Upon becoming aware of an outage at one of the USG institution main campus or similar location:
- Ensure that the customer has been contacted to let them know that we are aware of the problem and are looking into it, and to learn from them any information regarding the cause of the outage that they might have.
- Begin preliminary investigation into the cause of the outage, e.g. equipment failure, cable cut, power outage, etc.
- Ensure that the Director of Networking is aware of the outage.
- Issue a NetStatus email indicating that the outage is being looked into. The subject line should include the date, the site name and DOWN.
Upon determining the cause of the outage, begin the appropriate mitigation processes, e.g.:
- In the event of a circuit failure contact the carrier’s NOC and open a ticket. If this is a GTA circuit also immediately open a ticket with the ATT Escalation Manager.
- In the event of a fiber cut, contact the appropriate fiber provider’s NOC and open a ticket with them.
- In the event of equipment failure, determine the equipment needing to be replaced and dispatch on-site with replacement equipment.
- If there is any question as to cause of the outage, dispatch on-site just to be certain.
- Ensure that the site contact has been informed as to the cause of the outage.
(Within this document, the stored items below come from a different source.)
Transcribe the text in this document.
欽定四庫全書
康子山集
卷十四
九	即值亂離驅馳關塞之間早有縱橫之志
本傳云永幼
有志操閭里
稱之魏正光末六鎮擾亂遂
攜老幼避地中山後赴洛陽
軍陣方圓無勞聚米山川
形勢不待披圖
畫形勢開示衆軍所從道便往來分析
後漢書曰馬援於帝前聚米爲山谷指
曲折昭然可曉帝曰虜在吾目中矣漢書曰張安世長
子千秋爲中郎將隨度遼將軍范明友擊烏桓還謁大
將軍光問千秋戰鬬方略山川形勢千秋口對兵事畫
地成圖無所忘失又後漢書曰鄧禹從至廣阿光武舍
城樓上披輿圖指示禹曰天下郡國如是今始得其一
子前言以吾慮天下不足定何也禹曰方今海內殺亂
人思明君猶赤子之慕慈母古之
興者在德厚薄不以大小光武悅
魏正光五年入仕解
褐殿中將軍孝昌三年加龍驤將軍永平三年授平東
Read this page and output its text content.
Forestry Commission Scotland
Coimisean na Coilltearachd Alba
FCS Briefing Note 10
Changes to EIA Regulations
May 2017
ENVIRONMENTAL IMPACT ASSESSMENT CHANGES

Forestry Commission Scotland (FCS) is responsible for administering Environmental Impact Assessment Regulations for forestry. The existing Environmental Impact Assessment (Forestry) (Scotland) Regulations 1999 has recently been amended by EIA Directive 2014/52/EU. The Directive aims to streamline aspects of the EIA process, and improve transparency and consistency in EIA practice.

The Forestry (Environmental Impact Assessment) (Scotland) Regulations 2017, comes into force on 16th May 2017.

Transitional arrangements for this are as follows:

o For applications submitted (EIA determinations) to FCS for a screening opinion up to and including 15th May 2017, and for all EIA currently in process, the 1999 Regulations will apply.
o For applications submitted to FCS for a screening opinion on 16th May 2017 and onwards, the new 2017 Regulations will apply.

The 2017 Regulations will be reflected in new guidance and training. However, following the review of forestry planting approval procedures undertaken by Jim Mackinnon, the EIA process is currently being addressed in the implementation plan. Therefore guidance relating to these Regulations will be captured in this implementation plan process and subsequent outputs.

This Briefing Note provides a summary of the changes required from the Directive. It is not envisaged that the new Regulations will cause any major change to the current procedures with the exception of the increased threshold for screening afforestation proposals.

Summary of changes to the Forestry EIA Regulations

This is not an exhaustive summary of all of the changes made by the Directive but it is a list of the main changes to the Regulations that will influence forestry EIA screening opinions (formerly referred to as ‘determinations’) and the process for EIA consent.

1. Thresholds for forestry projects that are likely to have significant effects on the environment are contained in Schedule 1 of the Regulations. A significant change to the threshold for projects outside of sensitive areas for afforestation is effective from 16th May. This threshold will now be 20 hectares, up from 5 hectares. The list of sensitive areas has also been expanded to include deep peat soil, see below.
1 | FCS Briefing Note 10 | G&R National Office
Ensure that the site contact knows if access to the location will be required in order to effect repairs.
- Issue a NetStatus email indicating what we’ve learned about the cause of the problem and any information regarding an estimated time to repair (ETR). Any information learned should be provided to the customer contact as it is obtained. The subject line should include the date, the site name and DOWN.
If the site remains down after 1 hour during business hours or after 2 hours outside of business hours where business hours are non-holiday, Monday through Friday 0800-1700:
- Ensure that we have been in constant contact with the appropriate carrier, fiber provider or vendor during this interval and have pressed for an update and an ETR no less than once during this interval.
- Ensure that the site contact has been kept informed of on-going efforts, even if that information is that there is no new information. It is important that we maintain contact with the customer during these regular periods throughout the duration of the outage. Should the customer request to only be contacted upon the arrival of new information then comply with this request. (This will typically only be the case during after hours incidents.)
- At the end of this initial period, the Director of Networking will ensure that the Executive Director, Enterprise Services/CTO has been informed of the outage, and will escalate the issue to higher level contacts within the carrier or fiber provider. The CTO will, at his discretion, notify the USG CIO.
- Issue a NetStatus email indicating anything learned or simply indicating on-going efforts to get an ETR or a solution. The subject line should include the date, the site name and DOWN.
- This process should remain in place until such time as we have a resolution or an ETR.
Upon receiving an ETR:
- Ensure that the site contact has been informed of the ETR.
- Ensure that the Director of Networking is aware of the ETR. The Director of Networking will ensure that the Executive Director, Enterprise Services/CTO is notified.
- Issue a NetStatus email indicating the ETR. The subject line should include the date, the site name and DOWN.
- Continue to monitor the event to ensure that the ETR is met.
If the ETR is not met, got back to step 3 until such time as a new ETR is provided or service is restored.
- Once service is restored:
- Ensure that the site contact concurs that service is, in fact, restored.
- Ensure that the carrier, fiber provider or vendor is confident that all repairs have been completed and no further outages are expected.
- Request that any tickets opened be held open for another 24 hours in case of recurring problems.
- Notify the Director of Networking. The Director of Networking will ensure that the Executive Director, Enterprise Services/CTO is notified.
- Issue a NetStatus email indicating that service has been restored. The subject line should include the date, the site name and UP.